One of the biggest challenges faced by the U.S. homeowners insurance industry are the losses driven by hazardous conditions or poor maintenance. Field inspections help carriers learn more about the many unknowns about a structure and a property before they underwrite the risk. But the inspection report, which costs between $30 and $100, then gets archived and is never touched again. If the homeowner moves to a new carrier, it either has to conduct a new inspection or underwrite the risk without having all the required information.
This scenario got me thinking about applying a "Netflix approach" to home inspections. You can buy movies that you want to watch, or, under the Netflix approach, you can, in essence, share the initial investment by renting them from Netflix. With a centralized investment, you gain a higher level of value than your individual investment would provide.
Here are a couple of questions to consider:
- A significant percentage of most U.S. homeowners insurance carriers’ books never get inspected because of limited budgets and underwriting resource constraints. Is there a cheaper and more effective way to learn more about the true condition of every property risk that is being underwritten?
- Should the industry continue to look at inspection dollars as an expense and continue to operate in silos?

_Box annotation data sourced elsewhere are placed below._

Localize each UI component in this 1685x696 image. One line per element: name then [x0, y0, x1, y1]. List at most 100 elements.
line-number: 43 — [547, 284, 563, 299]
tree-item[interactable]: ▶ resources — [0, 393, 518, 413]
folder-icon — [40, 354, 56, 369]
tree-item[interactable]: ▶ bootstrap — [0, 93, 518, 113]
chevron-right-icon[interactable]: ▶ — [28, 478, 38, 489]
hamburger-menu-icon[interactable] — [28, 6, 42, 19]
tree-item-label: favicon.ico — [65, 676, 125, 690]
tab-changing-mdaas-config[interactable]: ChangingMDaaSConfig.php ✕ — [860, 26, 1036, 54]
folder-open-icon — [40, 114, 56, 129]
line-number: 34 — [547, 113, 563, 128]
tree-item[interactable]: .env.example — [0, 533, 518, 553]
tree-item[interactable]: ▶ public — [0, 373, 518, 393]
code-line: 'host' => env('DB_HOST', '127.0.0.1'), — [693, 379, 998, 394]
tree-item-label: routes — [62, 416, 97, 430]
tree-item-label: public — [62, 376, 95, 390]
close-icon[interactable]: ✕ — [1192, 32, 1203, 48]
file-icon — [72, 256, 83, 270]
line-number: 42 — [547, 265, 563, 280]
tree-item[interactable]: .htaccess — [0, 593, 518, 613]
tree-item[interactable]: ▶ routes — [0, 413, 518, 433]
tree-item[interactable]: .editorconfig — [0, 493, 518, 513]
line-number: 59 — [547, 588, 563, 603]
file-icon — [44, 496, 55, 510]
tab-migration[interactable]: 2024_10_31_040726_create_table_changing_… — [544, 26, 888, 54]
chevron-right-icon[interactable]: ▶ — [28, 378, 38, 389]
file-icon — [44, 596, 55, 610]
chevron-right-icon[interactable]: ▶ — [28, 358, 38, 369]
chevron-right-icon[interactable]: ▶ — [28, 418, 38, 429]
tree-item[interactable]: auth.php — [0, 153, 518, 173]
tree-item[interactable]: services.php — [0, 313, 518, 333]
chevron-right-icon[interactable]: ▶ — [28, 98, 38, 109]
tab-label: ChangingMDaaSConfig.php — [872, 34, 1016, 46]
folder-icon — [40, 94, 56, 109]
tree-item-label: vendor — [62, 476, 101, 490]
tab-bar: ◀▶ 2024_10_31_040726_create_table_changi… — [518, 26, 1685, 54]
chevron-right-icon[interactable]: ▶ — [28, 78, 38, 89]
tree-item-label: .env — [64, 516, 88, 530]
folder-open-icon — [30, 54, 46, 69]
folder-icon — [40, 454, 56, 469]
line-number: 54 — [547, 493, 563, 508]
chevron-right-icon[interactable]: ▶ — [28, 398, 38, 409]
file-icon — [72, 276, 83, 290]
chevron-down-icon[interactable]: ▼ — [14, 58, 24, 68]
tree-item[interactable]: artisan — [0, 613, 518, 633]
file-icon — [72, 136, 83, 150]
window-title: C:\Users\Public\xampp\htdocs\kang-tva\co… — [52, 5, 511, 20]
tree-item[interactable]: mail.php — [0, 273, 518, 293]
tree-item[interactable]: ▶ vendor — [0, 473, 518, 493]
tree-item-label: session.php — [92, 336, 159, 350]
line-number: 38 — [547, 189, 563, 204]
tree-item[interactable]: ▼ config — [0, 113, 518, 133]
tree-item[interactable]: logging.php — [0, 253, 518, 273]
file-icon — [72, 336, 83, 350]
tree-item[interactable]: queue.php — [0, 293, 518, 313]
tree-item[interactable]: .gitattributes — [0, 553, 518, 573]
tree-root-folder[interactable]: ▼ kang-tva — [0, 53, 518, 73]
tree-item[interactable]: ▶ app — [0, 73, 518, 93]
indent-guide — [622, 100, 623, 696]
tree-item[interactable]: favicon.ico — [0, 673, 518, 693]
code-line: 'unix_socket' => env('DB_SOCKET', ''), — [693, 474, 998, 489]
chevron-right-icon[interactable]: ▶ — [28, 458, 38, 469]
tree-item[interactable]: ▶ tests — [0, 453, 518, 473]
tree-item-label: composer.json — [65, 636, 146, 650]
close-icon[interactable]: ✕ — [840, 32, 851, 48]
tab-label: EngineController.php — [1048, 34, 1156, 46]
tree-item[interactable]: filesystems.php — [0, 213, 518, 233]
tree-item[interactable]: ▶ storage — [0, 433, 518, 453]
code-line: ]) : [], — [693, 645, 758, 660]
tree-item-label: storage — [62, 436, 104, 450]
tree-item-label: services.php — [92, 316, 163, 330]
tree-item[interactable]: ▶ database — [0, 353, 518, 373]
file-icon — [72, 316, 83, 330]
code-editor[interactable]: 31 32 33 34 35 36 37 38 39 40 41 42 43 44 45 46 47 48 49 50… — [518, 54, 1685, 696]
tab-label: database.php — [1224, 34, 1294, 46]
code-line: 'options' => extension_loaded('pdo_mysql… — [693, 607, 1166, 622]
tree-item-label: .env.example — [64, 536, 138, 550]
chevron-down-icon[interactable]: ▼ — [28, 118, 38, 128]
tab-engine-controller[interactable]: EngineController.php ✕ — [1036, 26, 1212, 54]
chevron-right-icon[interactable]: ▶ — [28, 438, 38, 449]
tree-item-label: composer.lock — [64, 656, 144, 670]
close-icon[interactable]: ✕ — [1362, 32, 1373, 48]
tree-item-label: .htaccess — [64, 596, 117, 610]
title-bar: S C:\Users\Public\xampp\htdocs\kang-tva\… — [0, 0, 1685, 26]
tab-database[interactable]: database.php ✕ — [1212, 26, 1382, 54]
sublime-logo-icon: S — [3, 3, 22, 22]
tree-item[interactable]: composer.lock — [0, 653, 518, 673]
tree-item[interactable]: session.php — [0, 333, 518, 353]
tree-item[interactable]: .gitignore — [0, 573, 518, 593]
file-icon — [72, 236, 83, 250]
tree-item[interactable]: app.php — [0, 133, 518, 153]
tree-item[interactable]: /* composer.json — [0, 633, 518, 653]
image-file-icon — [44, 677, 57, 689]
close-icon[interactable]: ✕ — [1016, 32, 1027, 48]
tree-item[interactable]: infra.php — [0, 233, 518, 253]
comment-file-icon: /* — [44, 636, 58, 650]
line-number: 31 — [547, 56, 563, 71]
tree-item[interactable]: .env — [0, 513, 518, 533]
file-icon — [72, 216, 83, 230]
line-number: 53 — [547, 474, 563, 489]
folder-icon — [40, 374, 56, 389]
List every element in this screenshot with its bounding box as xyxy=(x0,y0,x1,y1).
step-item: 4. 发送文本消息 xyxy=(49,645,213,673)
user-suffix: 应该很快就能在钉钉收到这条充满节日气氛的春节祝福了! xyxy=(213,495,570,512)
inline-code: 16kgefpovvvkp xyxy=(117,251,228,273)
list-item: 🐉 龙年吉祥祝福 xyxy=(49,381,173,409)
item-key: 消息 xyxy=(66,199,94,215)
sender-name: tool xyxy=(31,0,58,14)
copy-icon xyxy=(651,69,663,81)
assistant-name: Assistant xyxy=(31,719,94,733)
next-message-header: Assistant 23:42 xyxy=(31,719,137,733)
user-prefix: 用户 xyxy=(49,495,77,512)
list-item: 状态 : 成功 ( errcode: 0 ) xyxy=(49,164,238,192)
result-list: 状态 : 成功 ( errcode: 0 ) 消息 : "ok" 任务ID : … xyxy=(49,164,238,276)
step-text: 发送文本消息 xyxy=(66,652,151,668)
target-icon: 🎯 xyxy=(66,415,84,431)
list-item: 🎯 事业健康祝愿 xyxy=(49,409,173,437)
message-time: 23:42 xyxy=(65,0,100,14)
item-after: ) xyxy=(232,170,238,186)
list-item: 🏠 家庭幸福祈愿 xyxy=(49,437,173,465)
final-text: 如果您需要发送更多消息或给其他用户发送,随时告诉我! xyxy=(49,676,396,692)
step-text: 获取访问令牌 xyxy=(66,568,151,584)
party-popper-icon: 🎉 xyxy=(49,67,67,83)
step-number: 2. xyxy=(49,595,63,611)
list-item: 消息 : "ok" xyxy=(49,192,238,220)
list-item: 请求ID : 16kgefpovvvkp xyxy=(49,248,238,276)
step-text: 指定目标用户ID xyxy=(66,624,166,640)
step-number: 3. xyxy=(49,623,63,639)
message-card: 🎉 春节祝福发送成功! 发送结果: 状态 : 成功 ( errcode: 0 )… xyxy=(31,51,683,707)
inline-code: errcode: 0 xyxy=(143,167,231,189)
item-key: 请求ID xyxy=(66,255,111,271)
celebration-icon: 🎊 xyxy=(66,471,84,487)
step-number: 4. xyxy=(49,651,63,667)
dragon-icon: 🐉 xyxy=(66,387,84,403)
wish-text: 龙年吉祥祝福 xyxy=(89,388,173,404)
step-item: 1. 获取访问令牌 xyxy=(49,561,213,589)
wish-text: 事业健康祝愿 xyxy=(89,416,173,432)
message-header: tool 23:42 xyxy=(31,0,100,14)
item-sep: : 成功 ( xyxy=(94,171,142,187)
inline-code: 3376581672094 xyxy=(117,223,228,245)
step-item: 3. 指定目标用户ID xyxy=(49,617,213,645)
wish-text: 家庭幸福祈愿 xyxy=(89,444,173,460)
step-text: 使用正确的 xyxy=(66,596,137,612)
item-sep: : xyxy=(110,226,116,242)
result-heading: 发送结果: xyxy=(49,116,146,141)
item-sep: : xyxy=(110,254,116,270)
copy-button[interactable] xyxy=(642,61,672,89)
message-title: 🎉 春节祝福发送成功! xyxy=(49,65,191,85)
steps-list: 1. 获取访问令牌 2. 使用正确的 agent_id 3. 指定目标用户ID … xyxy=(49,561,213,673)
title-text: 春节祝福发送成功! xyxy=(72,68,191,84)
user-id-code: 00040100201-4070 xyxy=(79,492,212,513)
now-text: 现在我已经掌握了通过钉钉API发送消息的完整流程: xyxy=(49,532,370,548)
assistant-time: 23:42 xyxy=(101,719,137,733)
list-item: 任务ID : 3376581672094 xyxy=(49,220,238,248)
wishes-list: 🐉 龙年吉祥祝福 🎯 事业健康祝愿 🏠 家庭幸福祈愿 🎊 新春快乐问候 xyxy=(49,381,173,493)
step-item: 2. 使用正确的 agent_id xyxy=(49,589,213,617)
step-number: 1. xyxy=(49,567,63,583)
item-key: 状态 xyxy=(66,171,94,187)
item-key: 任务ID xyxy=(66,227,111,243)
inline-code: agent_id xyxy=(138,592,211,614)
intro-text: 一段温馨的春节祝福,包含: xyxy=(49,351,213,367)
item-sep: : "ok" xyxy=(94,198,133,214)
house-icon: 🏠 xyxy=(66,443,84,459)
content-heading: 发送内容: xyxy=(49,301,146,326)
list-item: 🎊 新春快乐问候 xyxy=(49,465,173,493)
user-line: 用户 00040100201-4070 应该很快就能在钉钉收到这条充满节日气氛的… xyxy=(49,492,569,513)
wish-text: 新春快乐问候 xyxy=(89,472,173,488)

Or would it be possible to monetize a carrier’s historical investment in its inspection program for the greater good?
The Inspection Data Exchange Network
Those two questions provide a compelling reason for U.S. homeowners carriers to come together and consider an Inspection Data Exchange Network.
In an imaginary world, this central data exchange platform would allow carriers to share address-specific historical inspection reports with participating carriers for underwriting purposes. In a majority of risks, the condition hazard profile of a given address is unlikely to change drastically within 12 to 18 months from the date of the original inspection. Depending on a carrier’s risk tolerance and inspection budget, the carrier could either order a new report or decide to use historical inspections.
The carrier that would rent the historical inspection report would pay a fraction of the full price back to the carrier that contributed the original report. Proper measures would need to be implemented to ensure everyone gains appropriately from participating in the network and to avoid scenarios where a small group of participants subsidize the inspection investment for others. This Inspection Data Exchange Platform should ensure the "content creators/artists" -- in this case, the inspection vendors -- also benefit from this solution.
Even carriers that order inspections based on predictive model-based solutions should be able to benefit from the reduced spending by renting a section of the inspection reports from the network.
Imagine the benefit of monetizing something that was considered a sunk cost, while having the ability to get valuable insight on the true condition of all the policies on your book? Every $7,000 condition hazard-related claim that can be avoided goes straight to the carrier’s bottom line.
The Inspection Data Exchange Network could be an additional lever that can help drive profitability in the homeowners line of business. Are we ready as an industry to do this?